O filme também não traz nada inédito aos fãs. Tudo que é familiar está ali, sem mais aprofundamentos além do que já foi contado em biografias.
Todos ao redor de Timothée Chalamet fazem muito bem seus papéis, tendo bons momentos, como é o caso de Monica Barbaro como Joan Baez e Edward Norton como o mentor Pete Seeger. O carisma e charme de Baez foi captado com proeza por Barbaro enquanto Norton entrega bem a figura de um homem conciliador e de visão para o talento das novas gerações do folk.

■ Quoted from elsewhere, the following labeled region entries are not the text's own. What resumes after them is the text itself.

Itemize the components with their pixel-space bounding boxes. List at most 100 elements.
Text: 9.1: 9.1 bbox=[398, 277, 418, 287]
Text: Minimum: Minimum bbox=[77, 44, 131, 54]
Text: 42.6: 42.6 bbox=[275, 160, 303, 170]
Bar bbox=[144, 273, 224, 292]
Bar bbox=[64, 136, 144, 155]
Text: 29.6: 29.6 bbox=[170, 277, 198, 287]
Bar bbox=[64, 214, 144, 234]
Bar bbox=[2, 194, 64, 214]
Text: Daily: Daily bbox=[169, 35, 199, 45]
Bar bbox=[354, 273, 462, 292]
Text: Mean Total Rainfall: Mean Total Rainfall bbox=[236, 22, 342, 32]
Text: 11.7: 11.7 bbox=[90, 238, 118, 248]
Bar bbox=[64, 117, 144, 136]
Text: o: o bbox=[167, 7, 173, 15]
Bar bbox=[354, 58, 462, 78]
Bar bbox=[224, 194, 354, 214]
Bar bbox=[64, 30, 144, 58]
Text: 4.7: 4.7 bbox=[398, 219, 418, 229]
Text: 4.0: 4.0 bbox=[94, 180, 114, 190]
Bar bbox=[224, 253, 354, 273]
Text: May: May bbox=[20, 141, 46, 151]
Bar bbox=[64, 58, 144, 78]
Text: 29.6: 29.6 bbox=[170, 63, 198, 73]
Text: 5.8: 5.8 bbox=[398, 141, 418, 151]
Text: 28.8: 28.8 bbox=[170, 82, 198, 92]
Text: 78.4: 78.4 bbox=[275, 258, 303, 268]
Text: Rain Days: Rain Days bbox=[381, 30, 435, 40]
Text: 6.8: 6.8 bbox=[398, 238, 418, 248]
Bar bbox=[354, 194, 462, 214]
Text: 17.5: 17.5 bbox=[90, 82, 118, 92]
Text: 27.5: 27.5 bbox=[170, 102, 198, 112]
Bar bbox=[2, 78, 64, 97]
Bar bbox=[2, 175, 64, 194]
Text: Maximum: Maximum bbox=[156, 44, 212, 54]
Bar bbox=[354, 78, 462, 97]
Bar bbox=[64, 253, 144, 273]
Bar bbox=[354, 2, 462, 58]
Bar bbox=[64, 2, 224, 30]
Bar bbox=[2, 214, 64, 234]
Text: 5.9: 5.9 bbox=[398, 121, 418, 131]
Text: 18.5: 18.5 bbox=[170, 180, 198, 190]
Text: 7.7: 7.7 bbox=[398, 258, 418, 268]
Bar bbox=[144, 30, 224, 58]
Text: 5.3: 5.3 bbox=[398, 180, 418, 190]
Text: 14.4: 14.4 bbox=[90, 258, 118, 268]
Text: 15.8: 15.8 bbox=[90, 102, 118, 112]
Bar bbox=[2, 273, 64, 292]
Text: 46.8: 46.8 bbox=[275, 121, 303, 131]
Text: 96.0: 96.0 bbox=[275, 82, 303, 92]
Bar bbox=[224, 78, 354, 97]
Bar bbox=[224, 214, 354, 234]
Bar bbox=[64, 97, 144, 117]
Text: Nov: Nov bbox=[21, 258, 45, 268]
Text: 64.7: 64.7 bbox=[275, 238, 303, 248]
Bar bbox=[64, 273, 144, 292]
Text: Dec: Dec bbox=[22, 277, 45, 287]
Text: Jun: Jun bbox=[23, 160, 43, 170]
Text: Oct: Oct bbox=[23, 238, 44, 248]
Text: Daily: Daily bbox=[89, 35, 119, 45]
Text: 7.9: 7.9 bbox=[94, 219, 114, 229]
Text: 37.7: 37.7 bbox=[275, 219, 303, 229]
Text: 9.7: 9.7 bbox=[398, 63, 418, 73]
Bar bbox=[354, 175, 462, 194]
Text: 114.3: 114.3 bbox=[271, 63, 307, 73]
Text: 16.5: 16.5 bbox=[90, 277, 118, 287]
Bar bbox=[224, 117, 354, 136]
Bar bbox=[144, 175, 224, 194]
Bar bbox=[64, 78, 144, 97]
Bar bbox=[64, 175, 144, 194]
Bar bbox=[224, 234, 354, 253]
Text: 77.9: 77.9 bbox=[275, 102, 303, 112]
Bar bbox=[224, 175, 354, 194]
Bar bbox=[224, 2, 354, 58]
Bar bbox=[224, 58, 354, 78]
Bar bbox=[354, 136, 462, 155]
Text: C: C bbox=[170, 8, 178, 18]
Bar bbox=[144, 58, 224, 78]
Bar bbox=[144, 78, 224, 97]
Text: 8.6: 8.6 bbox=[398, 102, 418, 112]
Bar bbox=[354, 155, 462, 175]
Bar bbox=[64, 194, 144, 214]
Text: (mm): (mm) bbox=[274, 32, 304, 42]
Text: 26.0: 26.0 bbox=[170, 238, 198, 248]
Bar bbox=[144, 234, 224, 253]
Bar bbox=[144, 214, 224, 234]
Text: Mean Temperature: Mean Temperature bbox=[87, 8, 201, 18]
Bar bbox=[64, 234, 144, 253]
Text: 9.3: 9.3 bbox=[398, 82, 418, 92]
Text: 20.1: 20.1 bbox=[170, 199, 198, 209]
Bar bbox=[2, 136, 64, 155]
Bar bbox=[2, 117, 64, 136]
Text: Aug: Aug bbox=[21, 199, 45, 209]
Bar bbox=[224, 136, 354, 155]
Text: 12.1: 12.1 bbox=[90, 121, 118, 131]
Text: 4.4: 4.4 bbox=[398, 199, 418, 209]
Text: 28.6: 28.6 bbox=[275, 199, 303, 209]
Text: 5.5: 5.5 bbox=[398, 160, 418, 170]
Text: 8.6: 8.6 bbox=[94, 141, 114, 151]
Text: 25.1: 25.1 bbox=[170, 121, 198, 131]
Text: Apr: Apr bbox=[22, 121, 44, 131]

“Um Completo Desconhecido” é uma cinebiografia sólida e envolvente sobre um dos períodos mais importantes da carreira de Bob Dylan e da música. Timothée Chalamet se destaca e faz jus ao período de cinco anos em que se preparou para o personagem. Embora possa não agradar a todos os públicos por causa do ritmo lento, o filme é uma ótima opção para quem quer conhecer mais sobre a vida e a obra de um dos maiores ícones da música mundial.
Uma cinebiografia diferente veio antes
Para quem deseja uma cinebiografia menos convencional, há o mais experimental “I’m Not There” (“Não Estou Lá”), de 2017. Dirigido por Todd Haynes, o filme opta por uma abordagem fragmentada e surrealista, tornando a experiência um pouco mais desafiadora.
A narrativa de “Não Estou Lá”, de forma não linear e altamente simbólica, usa seis personagens que representam Dylan (interpretados por Christian Bale, Cate Blanchett, Marcus Carl Franklin, Richard Gere, Heath Ledger e Ben Whishaw) refletindo diferentes períodos e aspectos da vida e obra do cantor. A estrutura até combina mais com as diversas facetas de Dylan e também foge bastante de fincar qualquer cena como verdade, oferecendo ao espectador a pulga atrás da orelha para lidar.
Ao usar múltiplos atores para representar Dylan, Haynes sabia que poderia errar bastante e perder o foco da narrativa, mas no geral o resultado é muito bom, sobretudo quando Cate Blanchett aparece para representar o Dylan na fase elétrica (mesmo período fotografado em “Um Completo Desconhecido”). O mesmo não acontece com de Richard Gere, sendo a atuação menos magnética dos seis.
A trilha sonora é formada por canções regravadas por artistas contemporâneos e algumas performances originais, todas servindo como complemento da narrativa.
Mais desafiador, mas menos competente no resultado final em comparação ao filme mais recente focado em Dylan, “Não Estou Lá” é para fãs mais hard de música, mas pode confundir o público casual que prefere narrativas lineares.